Daily Market Review 02/26/10

The Euro experience a relief rally as Greek and Spanish bonds rallied relative to bunds and currency traders pushed the Eurozone currency higher.    Today was a light volume day for the US equity markets as most of the Eastern half of the US was covered in a blanket of snow.  The S&P 500 index move up 2.77 points to close at 1105.  The EUR/USD rallied 65 points to close about 1.36 at 1.3612.  Oil rallied $1.5 per barrel to close at $79.70.  The EUR?USD is now trading in a 3 big figure range with strong resistance close to 1.37 and support near 1.3430.
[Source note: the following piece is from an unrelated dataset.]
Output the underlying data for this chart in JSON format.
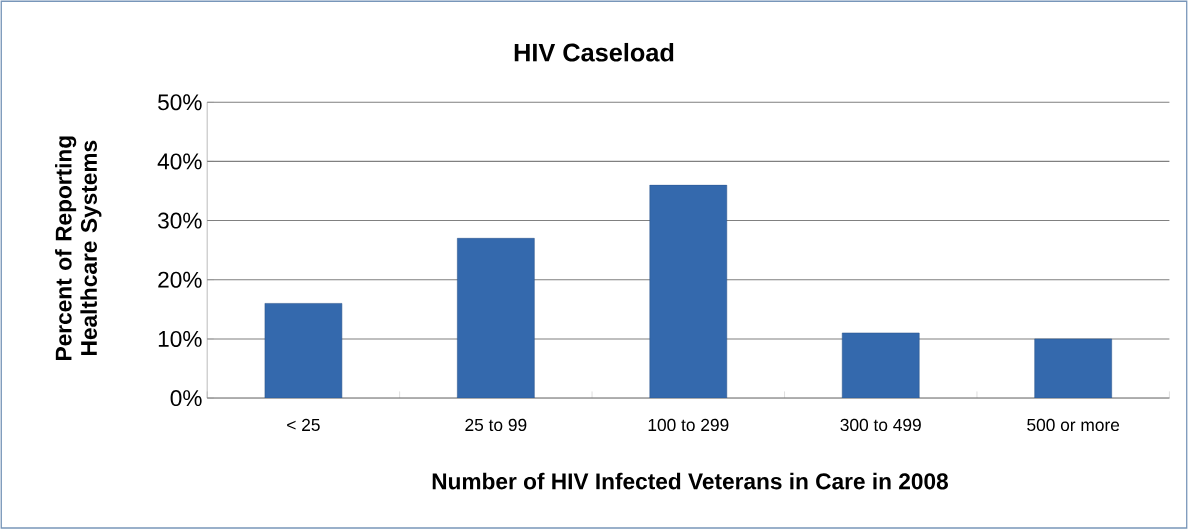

binary-options-news-260210

In US economic news, Sales of used homes decreased by 7.2%, to a 5.05 million annual rate, the National Association of Realtors said Friday. Economists surveyed by Dow Jones Newswires expected sales to increase 0.9%, to a rate of 5.50 million. The surprise decline followed a revised 16.2% drop in December to 5.44 million. NAR originally estimated December sales fell 16.7%, to 5.45 million.

Gross domestic product rose at a 5.9% annual rate October through December, the fastest rate since the third quarter of 2003, according to the Commerce Department. GDP expanded by 2.2% in the third quarter of 2009. A month ago, the department first estimated that GDP ,rose by an annual 5.7% in the fourth quarter.  For all of 2009, GDP declined an unrevised 2.4%, which was the largest full-year contraction since the 10.9% drop in 1946. The economy expanded 0.4% in 2008 and 2.1% in 2007.
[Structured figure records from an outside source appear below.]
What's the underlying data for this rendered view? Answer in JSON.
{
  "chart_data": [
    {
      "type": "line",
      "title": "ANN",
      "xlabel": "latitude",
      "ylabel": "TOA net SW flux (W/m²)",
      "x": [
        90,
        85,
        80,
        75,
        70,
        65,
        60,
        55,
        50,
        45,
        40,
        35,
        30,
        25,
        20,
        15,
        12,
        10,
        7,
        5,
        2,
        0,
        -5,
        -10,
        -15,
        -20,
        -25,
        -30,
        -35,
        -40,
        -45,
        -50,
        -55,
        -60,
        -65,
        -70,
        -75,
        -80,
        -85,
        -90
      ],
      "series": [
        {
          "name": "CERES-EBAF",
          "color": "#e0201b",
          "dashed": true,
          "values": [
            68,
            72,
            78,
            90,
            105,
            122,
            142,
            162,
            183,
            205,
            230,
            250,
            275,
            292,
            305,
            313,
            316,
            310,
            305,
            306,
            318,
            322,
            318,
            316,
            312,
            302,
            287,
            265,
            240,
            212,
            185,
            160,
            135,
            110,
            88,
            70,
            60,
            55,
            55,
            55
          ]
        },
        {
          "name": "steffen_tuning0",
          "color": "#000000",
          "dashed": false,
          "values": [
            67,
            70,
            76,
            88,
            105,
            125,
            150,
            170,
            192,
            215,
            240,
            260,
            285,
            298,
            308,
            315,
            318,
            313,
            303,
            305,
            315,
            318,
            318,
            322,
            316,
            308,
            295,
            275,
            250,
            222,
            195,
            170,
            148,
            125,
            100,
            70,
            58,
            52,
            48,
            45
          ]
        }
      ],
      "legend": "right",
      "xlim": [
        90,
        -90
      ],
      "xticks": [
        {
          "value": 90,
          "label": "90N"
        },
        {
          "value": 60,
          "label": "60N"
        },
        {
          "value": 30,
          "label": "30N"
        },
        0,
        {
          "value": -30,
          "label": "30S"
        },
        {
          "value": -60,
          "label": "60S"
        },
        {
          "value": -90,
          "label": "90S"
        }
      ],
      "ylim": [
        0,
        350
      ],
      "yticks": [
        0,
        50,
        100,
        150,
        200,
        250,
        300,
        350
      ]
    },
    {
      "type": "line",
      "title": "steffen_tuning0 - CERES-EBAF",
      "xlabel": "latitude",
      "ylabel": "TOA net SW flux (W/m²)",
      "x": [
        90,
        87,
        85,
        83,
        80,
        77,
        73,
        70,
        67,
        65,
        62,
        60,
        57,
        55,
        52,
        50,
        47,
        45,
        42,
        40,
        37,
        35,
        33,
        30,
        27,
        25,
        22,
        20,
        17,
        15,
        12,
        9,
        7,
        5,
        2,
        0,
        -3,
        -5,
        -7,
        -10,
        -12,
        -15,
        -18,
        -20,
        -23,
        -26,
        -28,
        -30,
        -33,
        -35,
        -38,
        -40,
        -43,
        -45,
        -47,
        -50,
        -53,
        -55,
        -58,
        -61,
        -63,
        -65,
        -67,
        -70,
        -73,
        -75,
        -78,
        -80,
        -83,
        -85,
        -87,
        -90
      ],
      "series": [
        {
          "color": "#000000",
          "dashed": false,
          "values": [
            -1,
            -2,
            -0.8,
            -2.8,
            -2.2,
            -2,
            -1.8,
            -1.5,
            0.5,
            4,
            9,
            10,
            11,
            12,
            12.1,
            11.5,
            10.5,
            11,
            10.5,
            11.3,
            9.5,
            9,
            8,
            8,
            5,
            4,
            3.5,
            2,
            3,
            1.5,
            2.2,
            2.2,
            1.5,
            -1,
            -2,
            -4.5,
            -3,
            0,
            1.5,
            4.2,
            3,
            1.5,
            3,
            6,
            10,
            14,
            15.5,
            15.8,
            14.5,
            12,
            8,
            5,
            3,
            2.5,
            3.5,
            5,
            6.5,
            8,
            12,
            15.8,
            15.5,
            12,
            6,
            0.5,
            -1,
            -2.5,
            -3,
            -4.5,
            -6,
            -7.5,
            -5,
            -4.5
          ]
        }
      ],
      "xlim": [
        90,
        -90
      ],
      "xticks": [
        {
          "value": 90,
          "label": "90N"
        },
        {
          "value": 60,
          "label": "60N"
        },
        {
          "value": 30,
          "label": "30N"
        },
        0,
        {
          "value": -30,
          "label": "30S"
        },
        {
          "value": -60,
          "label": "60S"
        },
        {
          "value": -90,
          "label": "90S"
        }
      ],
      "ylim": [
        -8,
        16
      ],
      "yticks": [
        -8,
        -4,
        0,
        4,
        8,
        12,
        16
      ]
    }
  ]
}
In Asia the Tokyo February CPI y/y rate was reported at -1.8% y/y  while the nationwide January inflation rate ran at -1.3% y/y (from –1.4%), with core CPI unchanged, at -1.2%. Continued weakness in the consumer sector (hardly a surprise at a time of struggling labor market and depressed real disposable income) was highlighted by the January large retailers’ sales (reported at a worse than expected –5.6%), but retail trade was up by a larger than expected 2.9% on the month. A further sign of a sluggish domestic demand is the continued weakness observed in the housing sector and the January housing starts reported yet another negative reading, but again not as bad as expected, at –8.1% y/y.